Unrelated; Did you see just a few minutes ago when we had 25 guests?  

bacillus:
Quite an interesting one as well.
Anyway, I just saw 17 guests.

Numsgil:

--- Quote from: jknilinux ---Oh- OK. I understand.
Then, out of curiosity, do you know how CoreWars-8086 can run more than one organism on a simulated x86 computer?

http://en.wikipedia.org/wiki/Core_wars
--- End quote ---

It had an OS.  Or more accurately a virtual machine.  It was called MARS (Memory Array Redcode Simulator).

Again, I think this is a very possible experiment, you'd just need to define some basic rules about how programs can interact (assuming your programs can interact.  But if they can't, what's the point?)  For instance, in Windows a program will cause an illegal operation exception if it tries to access memory it doesn't own (such as memory Windows is using to run).  In something like this maybe you want to allow one program to access the memory of another, but make it a costly action in some way.  Or even just nakedly allow any program to write to any memory.

Such an experiment is closer in spirit to Avida than Darwinbots, incedently.  Darwinbots is about simulating a simplified version of biology, with bots moving through a 2D world and eating each other, etc.  Something like Avida is closer to raw programs competing in terms that make sense in the computing world.

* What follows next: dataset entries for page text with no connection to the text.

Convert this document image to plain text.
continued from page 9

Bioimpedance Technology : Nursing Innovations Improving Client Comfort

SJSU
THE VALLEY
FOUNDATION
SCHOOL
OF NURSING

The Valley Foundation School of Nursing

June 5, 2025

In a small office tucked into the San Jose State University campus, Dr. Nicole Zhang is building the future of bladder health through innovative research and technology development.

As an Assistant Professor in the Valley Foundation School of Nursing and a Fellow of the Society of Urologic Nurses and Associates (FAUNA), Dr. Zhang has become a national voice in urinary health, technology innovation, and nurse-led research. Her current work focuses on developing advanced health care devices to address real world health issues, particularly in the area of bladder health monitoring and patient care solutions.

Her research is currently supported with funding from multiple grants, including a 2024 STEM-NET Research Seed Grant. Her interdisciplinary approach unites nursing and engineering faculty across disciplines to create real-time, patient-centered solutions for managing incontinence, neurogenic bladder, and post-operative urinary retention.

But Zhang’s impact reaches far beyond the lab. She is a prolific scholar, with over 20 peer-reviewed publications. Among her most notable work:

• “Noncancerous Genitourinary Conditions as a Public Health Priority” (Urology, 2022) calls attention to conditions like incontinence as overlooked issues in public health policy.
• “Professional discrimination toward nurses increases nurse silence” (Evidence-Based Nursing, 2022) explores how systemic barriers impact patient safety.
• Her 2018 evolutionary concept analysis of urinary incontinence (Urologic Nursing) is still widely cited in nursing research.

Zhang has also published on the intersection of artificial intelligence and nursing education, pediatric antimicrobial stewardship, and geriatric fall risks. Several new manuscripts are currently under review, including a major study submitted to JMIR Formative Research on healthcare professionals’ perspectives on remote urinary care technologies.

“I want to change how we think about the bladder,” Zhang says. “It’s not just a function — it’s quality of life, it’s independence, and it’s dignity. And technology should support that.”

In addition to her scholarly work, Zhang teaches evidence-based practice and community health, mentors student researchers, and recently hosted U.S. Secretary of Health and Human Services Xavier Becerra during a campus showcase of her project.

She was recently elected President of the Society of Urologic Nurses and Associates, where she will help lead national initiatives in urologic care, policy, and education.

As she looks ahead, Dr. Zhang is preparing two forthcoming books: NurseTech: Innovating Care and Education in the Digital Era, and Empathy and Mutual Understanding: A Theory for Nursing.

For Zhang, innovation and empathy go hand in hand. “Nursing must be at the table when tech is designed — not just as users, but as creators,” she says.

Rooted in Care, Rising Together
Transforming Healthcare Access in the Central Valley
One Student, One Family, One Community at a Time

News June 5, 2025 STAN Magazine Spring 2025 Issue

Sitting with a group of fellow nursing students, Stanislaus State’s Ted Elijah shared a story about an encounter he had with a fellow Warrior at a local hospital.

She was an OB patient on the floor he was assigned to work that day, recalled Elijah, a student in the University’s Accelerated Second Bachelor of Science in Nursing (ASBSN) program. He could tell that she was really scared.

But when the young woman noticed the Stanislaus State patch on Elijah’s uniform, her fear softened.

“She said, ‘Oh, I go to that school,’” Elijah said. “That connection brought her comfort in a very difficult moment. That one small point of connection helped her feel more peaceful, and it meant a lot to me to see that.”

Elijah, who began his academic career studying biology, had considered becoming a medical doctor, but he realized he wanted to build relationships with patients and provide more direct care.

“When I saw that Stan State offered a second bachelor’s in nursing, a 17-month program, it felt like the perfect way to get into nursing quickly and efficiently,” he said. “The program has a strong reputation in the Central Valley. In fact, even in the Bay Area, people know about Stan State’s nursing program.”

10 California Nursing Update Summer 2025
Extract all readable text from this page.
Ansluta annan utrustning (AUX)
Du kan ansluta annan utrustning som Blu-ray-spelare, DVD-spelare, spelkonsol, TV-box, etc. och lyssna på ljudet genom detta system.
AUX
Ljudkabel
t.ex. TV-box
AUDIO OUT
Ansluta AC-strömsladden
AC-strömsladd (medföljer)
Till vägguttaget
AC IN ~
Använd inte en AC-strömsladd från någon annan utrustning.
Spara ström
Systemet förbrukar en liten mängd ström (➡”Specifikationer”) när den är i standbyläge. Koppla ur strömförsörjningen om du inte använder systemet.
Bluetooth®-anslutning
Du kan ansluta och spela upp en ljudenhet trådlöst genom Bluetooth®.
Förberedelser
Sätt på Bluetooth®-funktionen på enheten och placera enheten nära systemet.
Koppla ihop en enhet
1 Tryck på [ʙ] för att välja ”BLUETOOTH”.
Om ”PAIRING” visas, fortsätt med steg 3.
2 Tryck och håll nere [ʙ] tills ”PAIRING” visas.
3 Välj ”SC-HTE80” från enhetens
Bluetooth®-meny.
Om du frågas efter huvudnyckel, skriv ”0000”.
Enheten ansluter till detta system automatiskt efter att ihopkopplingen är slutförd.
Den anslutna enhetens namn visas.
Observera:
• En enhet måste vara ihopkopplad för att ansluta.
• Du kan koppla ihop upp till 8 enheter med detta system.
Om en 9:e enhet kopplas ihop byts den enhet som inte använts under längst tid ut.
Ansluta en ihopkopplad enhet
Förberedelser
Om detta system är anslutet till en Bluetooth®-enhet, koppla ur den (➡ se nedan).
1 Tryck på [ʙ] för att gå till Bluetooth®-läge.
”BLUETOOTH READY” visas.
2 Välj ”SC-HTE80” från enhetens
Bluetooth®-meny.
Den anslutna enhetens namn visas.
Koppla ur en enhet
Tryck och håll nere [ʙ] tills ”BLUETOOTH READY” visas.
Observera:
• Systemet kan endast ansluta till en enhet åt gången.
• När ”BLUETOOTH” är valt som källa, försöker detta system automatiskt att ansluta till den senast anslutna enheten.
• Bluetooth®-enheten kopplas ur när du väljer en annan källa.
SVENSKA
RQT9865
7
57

edit: if you're really curious, multithreading in Core wars.

jknilinux:
Well, if I had, say, 8 cores, then I could run a maximum of 8 organisms without an OS, right? That might allow evolution to occur.
Because, as it turns out, I do have an 8-core processor over here that I could put to the task. So, maybe I don't need an OS after all.

The second problem is overclocking and overheating- is there any other way to randomly alter code without killing the processor? I'm thinking I shouldn't really be randomly altering the processor anyway, since the "DNA" will be stored in memory. So, I'll need to randomly alter the RAM instead... Maybe using a random number generator to insert random bits into random places in memory is a better idea... In fact, since it's a microcontroller, interfacing a random number generator with the RAM should be easy.

Anyway, my real goal here was to eliminate the OS to let all of the computer's processing power go directly into simulating bots. Is it possible?

Numsgil:
I don't know how 8 cores works on the assembly level, but down that path lies madness.  Also, you would need more than 8 "organisms" to achieve any sort of meaningful competition and evolution.  As a bare minimum a population needs to number in the dozens, probably hundreds, or you'll get random drift overpowering natural selection.

Don't underestimate how much an OS actually does.  It isn't trivial.  An OS vs naked assembly on the CPU is like the Earth vs. Mars.  The OS you use doesn't have to be windows.  You could find a lean version of linux and use that.  But again I don't think it'd be a very hospitable environment.  You're much better off constructing a virtual machine and having evolution proceed inside that machine.  That way you can control the sort of damage your ecosystem can cause, and provide a uniform environment across different hardware configurations.